Ten aanzien van de kanttekening die de IG plaatst bij de uitvoering van het beleid en de opmerking dat een zichtbare expliciete afweging op basis van persoonlijke omstandigheden in de onderzochte dossiers ontbreekt, merk ik het volgende op. Blijkens het rapport heeft Amsterdam wel gewerkt met intakeformulieren waarbij rekening wordt gehouden met de persoonlijke omstandigheden en mogelijkheden van de cliënt, maar geven de formulieren uit de steekproef geen inzicht in de afweging van de gemeente om de cliënt op het betreffende voorbereidingstraject te plaatsen. Ik acht het een aandachtspunt voor Amsterdam om deze afweging wel expliciet op te nemen in de dossiers om elke schijn van het ontbreken van een individuele afweging te vermijden. Met de IG ben ik van mening dat de constatering dat de gemeente haar afwegingen niet inzichtelijk heeft vastgelegd niet zwaar weegt in de beoordeling van de rechtmatigheid van deze wetsuitvoering. Uit het rapport van de IG kan immers worden opgemaakt dat de gemeente wel rekening heeft gehouden met de persoonlijke omstandigheden, blijkend uit zowel het intakeformulier als de door de cliënten ondertekende stage-overeenkomst.

Overigens is de ontwikkeling ten aanzien van artikel 117 Abw relevant. Uit deze bepaling vloeit voort dat de beslissing met betrekking tot een voorbereidingstraject, en de daaraan ten grondslag liggende overwegingen, juist, volledig en tijdig in de gemeentelijke administratie moet worden vastgelegd. De WWB bevat een dergelijke bepaling niet. Daarom is besloten dat tekortkomingen ten aanzien van de gemeentelijke administratie in 2003 niet zullen leiden tot financiële maatregelen en dat gemeenten zich over 2003 ook niet behoeven te verantwoorden over de toepassing van dat artikel. Bij brief van 28 november 2003 heb ik uw Kamer hierover geïnformeerd (kamerstukken II, 2003–2004, 28 870, nr. 96).

Een en ander laat onverlet dat het ook onder de WWB noodzakelijk is dat elk besluit waarbij een cliënt een voorziening krijgt toegewezen – waaronder trajecten waarbij gewerkt wordt met behoud van uitkering – steunt op een goede motivering. In de verzamelbrief van december 2003 heb ik gemeenten erop gewezen dat het op grond van de Algemene wet bestuursrecht (Awb) vereist is dat het aanbieden van werkzaamheden onder de noemer «werken met behoud van uitkering» wordt vervat in een individuele beschikking. Uit de Awb volgt tevens dat een dergelijk besluit zorgvuldig dient te worden voorbereid, dat afweging van de betrokken belangen dient plaats te vinden en dat het besluit dient te berusten op een deugdelijke motivering.

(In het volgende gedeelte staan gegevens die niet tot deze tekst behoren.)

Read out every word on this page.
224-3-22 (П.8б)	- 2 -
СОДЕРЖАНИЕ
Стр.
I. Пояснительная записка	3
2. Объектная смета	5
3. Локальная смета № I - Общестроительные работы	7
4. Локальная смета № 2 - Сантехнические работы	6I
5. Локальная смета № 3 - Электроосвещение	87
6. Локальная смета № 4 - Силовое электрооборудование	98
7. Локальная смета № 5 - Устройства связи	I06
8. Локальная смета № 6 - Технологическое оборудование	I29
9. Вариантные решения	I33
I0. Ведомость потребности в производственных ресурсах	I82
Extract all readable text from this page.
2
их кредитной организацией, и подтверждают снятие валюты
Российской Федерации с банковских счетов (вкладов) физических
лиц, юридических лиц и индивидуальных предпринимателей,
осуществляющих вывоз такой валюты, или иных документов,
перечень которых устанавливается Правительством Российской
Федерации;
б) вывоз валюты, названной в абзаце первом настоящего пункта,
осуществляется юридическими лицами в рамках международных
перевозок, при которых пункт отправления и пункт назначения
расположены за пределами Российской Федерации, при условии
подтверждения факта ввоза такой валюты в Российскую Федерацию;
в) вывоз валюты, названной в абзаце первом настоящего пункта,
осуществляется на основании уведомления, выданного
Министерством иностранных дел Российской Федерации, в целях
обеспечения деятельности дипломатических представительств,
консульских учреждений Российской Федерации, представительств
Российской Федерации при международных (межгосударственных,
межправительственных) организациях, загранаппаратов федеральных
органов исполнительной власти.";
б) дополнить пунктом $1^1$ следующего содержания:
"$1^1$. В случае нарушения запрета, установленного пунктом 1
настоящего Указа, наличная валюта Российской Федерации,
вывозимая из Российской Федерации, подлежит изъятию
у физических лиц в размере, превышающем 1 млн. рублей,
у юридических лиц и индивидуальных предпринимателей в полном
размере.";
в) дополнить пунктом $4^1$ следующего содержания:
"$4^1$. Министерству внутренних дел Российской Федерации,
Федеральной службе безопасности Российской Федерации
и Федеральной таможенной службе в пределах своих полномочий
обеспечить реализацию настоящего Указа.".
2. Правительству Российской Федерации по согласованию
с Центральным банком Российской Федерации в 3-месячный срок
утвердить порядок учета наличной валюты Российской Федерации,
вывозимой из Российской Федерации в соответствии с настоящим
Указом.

Daarnaast heb ik aan gemeenten in deze verzamelbrief nogmaals toegelicht wat verder de voorwaarden zijn voor de inzet van de voorziening werken met behoud van uitkering onder de Wet Werk en Bijstand (WWB). Deze voorwaarden zijn ontleend aan de randvoorwaarden zoals die staan geformuleerd in de WWB en tevens in (de jurisprudentie op basis van) het arbeidsrecht. Samengevat is aandacht gevraagd voor de volgende randvoorwaarden.

– Aan het ontvangen van een bijstandsuitkering is niet de verplichting verbonden om een tegenprestatie te leveren in de vorm van productieve arbeid. Voorzieningen worden aangeboden in het kader van de bevordering van de uitstroom uit de bijstand en zijn gericht op het bevorderen van de mogelijkheden van de cliënt om uit te stromen naar betaalde arbeid. De activiteiten die in dit kader worden verricht verschillen daarom essentieel van productieve arbeid op basis van een arbeidsovereenkomst. Het kenmerk van een arbeidsovereenkomst is immers dat de werknemer zich tegenover het ontvangen van loon verbindt tot het doen van productieve arbeid met het oog op het realiseren van het bedrijfsdoel van de werkgever. Bij het aanbieden van «werken met behoud van uitkering» als voorziening gericht op arbeids-inschakeling dient het college steeds dit verschil in karakter tussen de rechten en plichten bij het ontvangen van bijstand en de verhouding tussen werkgever en werknemer in het kader van een dienstbetrekking voor ogen te houden.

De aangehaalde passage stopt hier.